Kinetics of IRE1 signaling with persistent ER stress. (A) WT Ire1α^+/+ or Ire1α^−/− mouse embryo fibroblasts were treated with tunicamycin (tm) (5 μg/ml), and Xbp-1 mRNA splicing was determined by RT-PCR. Unspliced (u) and spliced (s) Xbp-1 mRNA products are indicated. The asterisk indicates the position of a hybrid amplicon (). XBP-1^s was detected by immunoblotting. Glyceraldehyde-3-phosphate dehydrogenase (GAPDH) levels served as a protein loading control. (B) HEK293 cells were treated with tm (5 μg/ml) or thapsigargin (tg) (500 nM) for the indicated times. tm, red bars; tg, blue bars. Results are representative of five independent experiments. (C) HEK293 cells were treated with agents for the indicated times. At 24 hours, media containing drug were transferred to fresh cells. After 4 additional hours, Xbp-1 mRNA splicing was determined by RT-PCR. (D) HEK293 cells, transfected with VCAM-1, were treated with tm (5 μg/ml) for the indicated times. Xbp-1 mRNA splicing was determined by RT-PCR. Mature and deglycosylated (dg) VCAM-1 species were determined by immunoblotting. (E) HEK293 cells, transfected with VCAM-1, were treated with tm for the indicated times and were pulse-labeled, and radiolabeled VCAM-1 was detected after immunoprecipitation. The double asterisk indicates the position of a nonspecific band used as a loading control. (F) HEK293 cells were treated with tg for the indicated times, and phospho-JNK protein levels were assessed by immunoblotting. Total JNK protein levels served as a loading control.
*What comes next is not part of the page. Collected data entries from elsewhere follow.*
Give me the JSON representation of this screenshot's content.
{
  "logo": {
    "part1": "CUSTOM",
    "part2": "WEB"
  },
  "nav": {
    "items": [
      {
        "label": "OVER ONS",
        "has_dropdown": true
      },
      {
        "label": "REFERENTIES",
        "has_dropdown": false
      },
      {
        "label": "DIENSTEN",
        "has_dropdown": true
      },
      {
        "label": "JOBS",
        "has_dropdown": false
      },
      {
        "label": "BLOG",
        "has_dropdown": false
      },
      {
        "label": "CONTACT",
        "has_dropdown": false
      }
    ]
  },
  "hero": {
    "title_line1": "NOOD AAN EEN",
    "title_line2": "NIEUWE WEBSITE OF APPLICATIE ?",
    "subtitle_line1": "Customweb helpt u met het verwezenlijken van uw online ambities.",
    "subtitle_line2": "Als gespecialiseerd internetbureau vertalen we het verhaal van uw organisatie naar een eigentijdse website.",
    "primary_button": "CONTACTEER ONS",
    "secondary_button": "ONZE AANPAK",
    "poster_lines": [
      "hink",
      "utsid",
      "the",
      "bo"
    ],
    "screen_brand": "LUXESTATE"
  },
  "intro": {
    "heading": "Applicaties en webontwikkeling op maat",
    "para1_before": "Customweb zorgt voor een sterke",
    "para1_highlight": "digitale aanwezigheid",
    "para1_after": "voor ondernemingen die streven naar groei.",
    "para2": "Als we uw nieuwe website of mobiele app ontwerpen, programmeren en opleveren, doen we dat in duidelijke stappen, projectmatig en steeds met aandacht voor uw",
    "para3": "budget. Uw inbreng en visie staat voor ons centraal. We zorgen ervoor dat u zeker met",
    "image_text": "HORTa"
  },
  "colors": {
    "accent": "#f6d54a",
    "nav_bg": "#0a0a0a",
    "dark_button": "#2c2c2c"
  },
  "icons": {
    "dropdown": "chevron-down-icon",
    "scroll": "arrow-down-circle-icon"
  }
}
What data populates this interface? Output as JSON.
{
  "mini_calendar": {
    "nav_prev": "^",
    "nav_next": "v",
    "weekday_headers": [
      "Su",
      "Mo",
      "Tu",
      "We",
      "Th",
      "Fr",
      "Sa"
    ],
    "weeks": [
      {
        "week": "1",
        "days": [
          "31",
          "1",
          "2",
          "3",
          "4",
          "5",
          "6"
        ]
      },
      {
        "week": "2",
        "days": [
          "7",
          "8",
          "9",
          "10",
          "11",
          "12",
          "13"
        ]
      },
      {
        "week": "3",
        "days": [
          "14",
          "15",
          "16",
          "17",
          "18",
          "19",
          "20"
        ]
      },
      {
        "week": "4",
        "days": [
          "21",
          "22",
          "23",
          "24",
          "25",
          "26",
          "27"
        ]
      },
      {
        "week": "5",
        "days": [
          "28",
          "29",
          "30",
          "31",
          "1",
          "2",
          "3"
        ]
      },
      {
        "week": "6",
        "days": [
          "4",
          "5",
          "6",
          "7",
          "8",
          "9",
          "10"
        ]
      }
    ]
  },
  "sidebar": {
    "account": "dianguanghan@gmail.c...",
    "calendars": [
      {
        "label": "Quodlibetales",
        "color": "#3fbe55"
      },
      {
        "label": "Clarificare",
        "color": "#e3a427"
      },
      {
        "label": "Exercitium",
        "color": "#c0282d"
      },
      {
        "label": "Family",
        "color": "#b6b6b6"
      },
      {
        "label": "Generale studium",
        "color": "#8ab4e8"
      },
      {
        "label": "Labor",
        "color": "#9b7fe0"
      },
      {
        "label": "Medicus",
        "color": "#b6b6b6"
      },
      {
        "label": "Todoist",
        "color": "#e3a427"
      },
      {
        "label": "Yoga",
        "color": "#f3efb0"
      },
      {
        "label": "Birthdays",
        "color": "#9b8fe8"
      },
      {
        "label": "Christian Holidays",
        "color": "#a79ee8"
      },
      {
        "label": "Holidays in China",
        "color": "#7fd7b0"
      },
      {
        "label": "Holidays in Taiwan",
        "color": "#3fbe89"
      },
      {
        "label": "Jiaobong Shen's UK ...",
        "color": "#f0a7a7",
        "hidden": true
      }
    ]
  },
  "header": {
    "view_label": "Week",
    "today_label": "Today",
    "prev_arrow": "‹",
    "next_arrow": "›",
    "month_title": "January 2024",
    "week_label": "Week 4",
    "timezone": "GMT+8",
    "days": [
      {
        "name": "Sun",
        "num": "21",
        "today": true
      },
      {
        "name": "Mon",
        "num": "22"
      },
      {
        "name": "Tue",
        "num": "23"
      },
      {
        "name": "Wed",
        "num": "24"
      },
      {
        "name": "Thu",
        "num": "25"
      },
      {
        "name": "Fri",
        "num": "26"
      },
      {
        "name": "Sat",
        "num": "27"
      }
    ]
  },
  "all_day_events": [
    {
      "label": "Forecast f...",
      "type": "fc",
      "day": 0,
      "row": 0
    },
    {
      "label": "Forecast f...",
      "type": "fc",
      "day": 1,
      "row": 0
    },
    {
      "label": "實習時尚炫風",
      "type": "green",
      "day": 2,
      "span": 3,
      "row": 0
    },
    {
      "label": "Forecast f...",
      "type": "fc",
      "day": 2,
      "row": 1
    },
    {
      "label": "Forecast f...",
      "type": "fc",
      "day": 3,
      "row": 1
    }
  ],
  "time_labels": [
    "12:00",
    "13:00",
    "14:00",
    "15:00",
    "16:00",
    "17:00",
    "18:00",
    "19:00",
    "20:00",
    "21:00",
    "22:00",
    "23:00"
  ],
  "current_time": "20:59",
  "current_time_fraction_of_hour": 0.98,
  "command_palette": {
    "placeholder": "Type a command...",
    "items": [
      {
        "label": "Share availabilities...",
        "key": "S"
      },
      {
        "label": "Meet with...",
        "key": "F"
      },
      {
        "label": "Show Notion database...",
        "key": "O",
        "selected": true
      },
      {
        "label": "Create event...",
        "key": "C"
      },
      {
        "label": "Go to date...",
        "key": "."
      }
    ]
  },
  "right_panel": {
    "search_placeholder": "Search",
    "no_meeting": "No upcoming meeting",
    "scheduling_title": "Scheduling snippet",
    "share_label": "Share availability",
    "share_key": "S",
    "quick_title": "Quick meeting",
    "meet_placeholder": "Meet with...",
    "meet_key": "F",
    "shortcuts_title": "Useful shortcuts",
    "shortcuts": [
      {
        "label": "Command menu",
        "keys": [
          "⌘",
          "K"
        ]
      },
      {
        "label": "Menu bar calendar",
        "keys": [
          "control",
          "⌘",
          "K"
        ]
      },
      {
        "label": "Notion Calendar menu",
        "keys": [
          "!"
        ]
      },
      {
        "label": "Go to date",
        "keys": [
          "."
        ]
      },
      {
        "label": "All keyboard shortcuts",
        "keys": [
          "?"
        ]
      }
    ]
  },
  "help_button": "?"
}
BiP and Chop expression in animals expressing P23H rhodopsin. (A) HEK293 cells were transfected as indicated, and normalized BiP mRNA levels were measured by quantitative PCR and are shown relative to levels in untreated cells. Values represent the means ± SDs from five independent experiments. (B) Normalized BiP and Chop mRNA levels were measured in retinas [from WT Sprague-Dawley or transgenic rats expressing P23H rhodopsin at high (P23H-1 Rho Tg) or low (P23H-3 Rho Tg) levels] by quantitative PCR and are shown relative to levels at PND 6 (P6): a time when >95% of the mature complement of retinal photoreceptors has been generated. Error bars represent SDs from three animals at each age. *, P = 0.003; **, P < 0.001 [as compared with age-matched WT animals (Student’s t test)]. (C) Light micrographs of representative retinal sections from the inferior posterior retinas of WT, P23H-1, and P23H-3 rats at the indicated ages. The outer nuclear layer (ONL), which is proportional to photoreceptor nuclei numbers, thins as photoreceptors degenerate, and rhodopsin-containing outer segments (arrowheads) shorten. Scale bar, 25 μm. (D) The mean ONL thickness was measured in retinal cross sections from transgenic and WT rats at the indicated ages. Error bars represent SDs of ONL thickness from three to six animals at each age. The onset of ONL thinning in both transgenes was at P12 (P < 0.05), with progressive thinning at later ages (P < 0.0001) (Student’s t test).